After working through a complicated algebraic equation, you get to a point where you have the following: \( \frac{1}{5}Y=\frac{X^3}{5}+2X^2+9X \). Next you decide to multiply both sides of the equation by 5 to eliminate fractions. Can you do this?

• Answer: Yes. You can multiply both sides of an equation by the same number. The result, in this case, is: \( Y = X^3 + 10X^2 + 45X \). Additionally, you can divide both sides of an equation by the same number, add or subtract a constant to both sides of the equation, take the square root of both sides of an equation, etc.

In mathematics, everything you write has to be written correctly; there is no room for ambiguity. You must use grouping symbols (parentheses, brackets, braces, etc.) whenever failing to use them would change the meaning of an expression or equation. It’s better to err on the side of using too many grouping symbols rather than using too few.

• Example: Suppose you are trying to solve the equation \( X + 3 = \frac{4}{X+5} \). To clear fractions, we would begin by multiplying both sides of the equation by X + 5. But, in multiplying the left side of the equation by \( X + 5 \), you cannot write: \( X + 3 \times X + 5 \). That result would be \( X + 3X + 5 = 4X + 5 \). You must multiply both sides of the equation by \( X + 5 \) as shown on the next slide:

\[ X + 3 = \frac{4}{X+5} \] \[ (X + 5)(X + 3) = \frac{4}{X+5}(X+5) \] \[ X^2 + 8X + 15 = 4 \] \[ X^2 + 8X + 15-4 = 4 - 4 \] \[ X^2 + 8X + 11 = 0 \]

If you want to show that a negative number is being squared, you must use grouping symbols.

• For example, in \( (-6)^2 \), the squaring applies to the minus sign and the 6 so that you have \( (-6)(-6) = 36 \). If you write \( -6^2 \), the squaring applies only to the 6 but not to the minus sign so that the result would be \( -36 \).

Simplify \( 48X^2Y^0 \) .

• Answer: The result is \( 48X^2 \) since the 0 exponent applies only to \( Y \) and \( Y^0 \) is 1.

Simplify \( (48X^2Y)^0 \) .

• Answer: The result is 1 since the 0 exponent applies ot everything in the parentheses.

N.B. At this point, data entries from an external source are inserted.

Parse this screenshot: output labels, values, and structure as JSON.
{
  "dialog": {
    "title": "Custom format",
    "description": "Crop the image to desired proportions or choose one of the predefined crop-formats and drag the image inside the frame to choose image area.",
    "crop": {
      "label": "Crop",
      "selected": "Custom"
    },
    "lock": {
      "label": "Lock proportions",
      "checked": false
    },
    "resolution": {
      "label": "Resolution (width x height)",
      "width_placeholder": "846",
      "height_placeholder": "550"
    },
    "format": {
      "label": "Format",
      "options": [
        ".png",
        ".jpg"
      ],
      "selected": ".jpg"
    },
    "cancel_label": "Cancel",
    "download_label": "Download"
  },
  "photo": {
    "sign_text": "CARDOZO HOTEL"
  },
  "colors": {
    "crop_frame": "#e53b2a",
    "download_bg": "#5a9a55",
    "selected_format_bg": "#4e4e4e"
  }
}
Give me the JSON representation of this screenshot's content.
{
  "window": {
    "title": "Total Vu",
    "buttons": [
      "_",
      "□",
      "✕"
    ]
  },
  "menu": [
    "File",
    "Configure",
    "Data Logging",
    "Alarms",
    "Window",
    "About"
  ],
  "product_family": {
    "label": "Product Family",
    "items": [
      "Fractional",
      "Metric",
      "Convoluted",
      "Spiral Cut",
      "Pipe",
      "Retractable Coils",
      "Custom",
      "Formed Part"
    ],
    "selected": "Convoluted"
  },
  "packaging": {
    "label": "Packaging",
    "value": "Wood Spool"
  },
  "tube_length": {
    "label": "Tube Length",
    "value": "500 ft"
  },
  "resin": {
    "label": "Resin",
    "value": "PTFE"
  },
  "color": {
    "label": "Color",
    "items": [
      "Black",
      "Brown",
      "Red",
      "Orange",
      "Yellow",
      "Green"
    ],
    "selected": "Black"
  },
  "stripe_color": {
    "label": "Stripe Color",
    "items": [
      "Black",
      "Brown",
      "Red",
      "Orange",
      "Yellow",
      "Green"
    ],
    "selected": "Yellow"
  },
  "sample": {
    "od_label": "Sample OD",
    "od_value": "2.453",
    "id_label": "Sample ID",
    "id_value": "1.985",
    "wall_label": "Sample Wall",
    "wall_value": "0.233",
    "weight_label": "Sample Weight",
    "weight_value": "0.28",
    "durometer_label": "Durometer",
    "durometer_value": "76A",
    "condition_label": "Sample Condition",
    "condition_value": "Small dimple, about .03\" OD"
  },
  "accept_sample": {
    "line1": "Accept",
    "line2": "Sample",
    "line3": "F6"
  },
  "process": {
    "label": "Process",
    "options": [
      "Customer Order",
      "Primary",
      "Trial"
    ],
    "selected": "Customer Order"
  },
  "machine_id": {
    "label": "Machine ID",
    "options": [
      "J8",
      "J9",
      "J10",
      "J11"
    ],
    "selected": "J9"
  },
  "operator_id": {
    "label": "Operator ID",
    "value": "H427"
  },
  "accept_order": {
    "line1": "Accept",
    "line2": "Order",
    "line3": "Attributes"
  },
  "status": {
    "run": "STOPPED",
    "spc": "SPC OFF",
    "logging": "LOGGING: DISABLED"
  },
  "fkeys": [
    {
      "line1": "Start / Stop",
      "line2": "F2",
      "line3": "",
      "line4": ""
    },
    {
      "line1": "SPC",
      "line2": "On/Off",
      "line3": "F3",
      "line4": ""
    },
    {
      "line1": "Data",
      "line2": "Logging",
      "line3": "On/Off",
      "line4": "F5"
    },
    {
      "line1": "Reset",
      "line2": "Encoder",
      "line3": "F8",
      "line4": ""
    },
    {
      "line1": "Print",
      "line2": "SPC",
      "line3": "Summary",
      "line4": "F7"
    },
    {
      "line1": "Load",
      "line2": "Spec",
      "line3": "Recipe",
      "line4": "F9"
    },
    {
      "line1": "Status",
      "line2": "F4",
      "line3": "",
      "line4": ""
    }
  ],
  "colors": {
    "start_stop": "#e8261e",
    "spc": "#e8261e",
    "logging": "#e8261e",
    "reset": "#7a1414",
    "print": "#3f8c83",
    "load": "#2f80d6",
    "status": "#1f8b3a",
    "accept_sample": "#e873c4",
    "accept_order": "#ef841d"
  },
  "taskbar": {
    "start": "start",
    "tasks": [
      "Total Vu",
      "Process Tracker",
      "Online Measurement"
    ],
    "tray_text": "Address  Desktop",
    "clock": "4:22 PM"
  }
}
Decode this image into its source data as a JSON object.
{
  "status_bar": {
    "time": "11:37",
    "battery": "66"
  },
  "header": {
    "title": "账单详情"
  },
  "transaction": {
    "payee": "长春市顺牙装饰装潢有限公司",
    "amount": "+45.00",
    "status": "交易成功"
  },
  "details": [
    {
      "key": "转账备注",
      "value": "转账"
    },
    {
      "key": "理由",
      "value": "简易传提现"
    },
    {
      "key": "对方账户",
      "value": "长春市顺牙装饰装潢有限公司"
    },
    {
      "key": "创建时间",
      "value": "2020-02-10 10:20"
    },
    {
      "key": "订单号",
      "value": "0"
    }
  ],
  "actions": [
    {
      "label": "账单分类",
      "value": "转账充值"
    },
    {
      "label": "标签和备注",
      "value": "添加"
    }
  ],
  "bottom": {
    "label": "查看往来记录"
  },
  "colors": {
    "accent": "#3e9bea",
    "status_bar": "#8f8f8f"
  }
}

Let X be cost in US dollars. If you are given n=3 values of X: \( X_1=10 \), \( X_2=30 \) and \( X_3=5 \), then:

• The following expression means sum the values of X, starting at \( X_1 \) and ending with \( X_n \).

\[ \sum \limits_{i=1}^{n=3} X_i \]

• In this particular case we expand the sum as:

\[ \sum \limits_{i=1}^n X_i = X_1+X_2+X_3=10+30+5 \]

\[ \frac{0}{\text{non-zero}}=0 \]

\[ \frac{\text{non-zero}}{0} \text{ undefined } \]

\[ \frac{0}{0} \text{ is undefined} \]

We take as a definition:

• any value (except 0) raised to the 0 power is 1.
  
• \( 0^0 \) is undefined because it is equivalent to \( \frac{0}{0} \).

Some equations can be solved easily. Consider, for example, the equation \( 3X + 10 = 28 \). This is a simplistic equation that could be solved by asking ourselves, “What must be added to 10 to get 28?”

• The answer is 18. So, \( 3X \) must be 18. Because 3 times X is 18, X must be 6. There are no other solutions.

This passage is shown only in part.